Perhaps France’s most notorious correctional facility, La Santé – where former French president Nicolas Sarkozy is now serving a five-year incarceration for illegal conspiracy to solicit political donations from Libya – stands as the sole surviving prison inside the French capital's boundaries.
Located in the southern Montparnasse district of the capital, it opened in the year 1867 and was the scene of at least 40 capital punishments, the most recent in 1972. Partly closed for upgrades in 2014, the institution reopened half a decade later and houses over 1,100 inmates.
Famous former detainees include the poet Guillaume Apollinaire, the rogue trader Jérôme Kerviel, the civil servant and collaborator with the Nazis Maurice Papon, the businessman and political figure Bernard Tapie, the terrorist from the 1970s Carlos the Jackal, and modeling agent Jean-Luc Brunel.
VIP Quarters for Prominent Prisoners
High-profile or endangered inmates are usually accommodated in the prison's QB4 unit for “protected persons” – the dubbed “VIP section” – in single cells, not the usual three-inmate rooms, and separated during yard time for protection purposes.
Located on the initial level, the unit has nineteen similar rooms and a reserved exercise yard so detainees are not obliged to mingle with other detainees – although they remain subject to calls, insults and mobile snapshots from neighboring units.
Mostly for this reason, Sarkozy is set to be housed in the segregated section, which is in a isolated area. Practically, circumstances are much the same as in the QB4 ward: the ex-president will be by himself in his unit and escorted by a corrections officer every time he goes out.
“The goal is to avoid any issues at all, so we need to block him from meeting any inmates,” a source within the facility stated. “The most straightforward and most effective method is to place Nicolas Sarkozy straight to solitary confinement.”
Cell Conditions
Each of the isolation and protected cells are the same to those in other parts in the jail, roughly approximately 10 square meters, with window blinds created to limit interaction, a bed, a small desk, a shower unit, lavatory, and stationary phone with pre-recorded numbers.
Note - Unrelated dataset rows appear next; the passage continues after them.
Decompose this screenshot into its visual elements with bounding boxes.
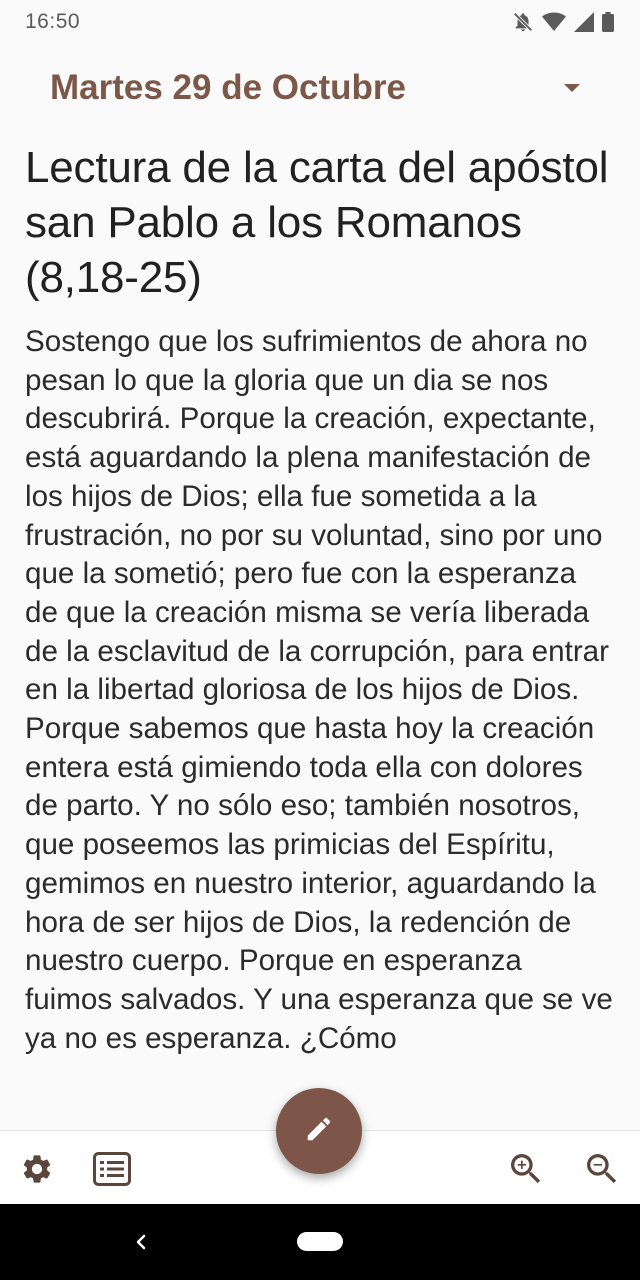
reading-body: Sostengo que los sufrimientos de ahora n… — [25, 325, 613, 1055]
reading-content[interactable]: Lectura de la carta del apóstol san Pabl… — [25, 140, 615, 1130]
date-label: Martes 29 de Octubre — [50, 68, 406, 107]
edit-fab-button[interactable] — [276, 1088, 362, 1174]
chevron-down-icon[interactable] — [564, 84, 580, 92]
zoom-in-icon[interactable] — [506, 1149, 546, 1189]
gear-icon[interactable] — [17, 1149, 57, 1189]
status-time: 16:50 — [25, 10, 81, 33]
back-icon[interactable] — [128, 1228, 152, 1256]
signal-icon — [574, 12, 594, 32]
list-icon[interactable] — [92, 1149, 132, 1189]
zoom-out-icon[interactable] — [582, 1149, 622, 1189]
date-selector[interactable]: Martes 29 de Octubre — [50, 62, 590, 114]
battery-icon — [602, 12, 614, 32]
reading-title: Lectura de la carta del apóstol san Pabl… — [25, 143, 609, 302]
home-button[interactable] — [297, 1232, 343, 1251]
status-bar: 16:50 — [0, 0, 640, 44]
bell-off-icon — [512, 11, 534, 33]
pencil-icon — [304, 1114, 334, 1149]
system-nav-bar — [0, 1204, 640, 1280]
status-icons — [512, 11, 614, 33]
wifi-icon — [542, 12, 566, 32]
Sarkozy is provided with standard meals but will additionally have the option to the prison store, where he can buy items to make his own meals, as well as to a small solitary recreation area, a gym and the library. He can rent a refrigerator for €7.50 a month and a television for fourteen euros fifteen.
Restricted Visits
Apart from three authorized meetings a per week, he will primarily be by himself – a privilege in the facility, which in spite of its modernization is functioning at approximately double its designed capacity of 657 detainees. The country's correctional facilities are the third most packed in the EU bloc.
Personal Belongings
Sarkozy, who has repeatedly protested his non-guilt, has stated he will be taking with him a life story of Jesus and a edition of The Count of Monte Cristo, by the author Alexandre Dumas, in which an innocent man is sentenced to prison but breaks out to get retribution.
Sarkozy’s lawyer, Jean-Michel Darrois, said he was additionally taking earplugs because the jail can be loud at during the night, and multiple sweaters, because units can be cool. Sarkozy has said he is unafraid of spending time in jail and intends to make use of the period to author a publication.
Uncertain Duration
It remains uncertain, however, how long he will really remain in the prison: his attorneys have already filed for his premature release, and an judge on appeal will have to prove a chance of escaping, further crimes or influencing testimony to validate his further imprisonment.
France's legal experts have indicated he may be freed before a month passes.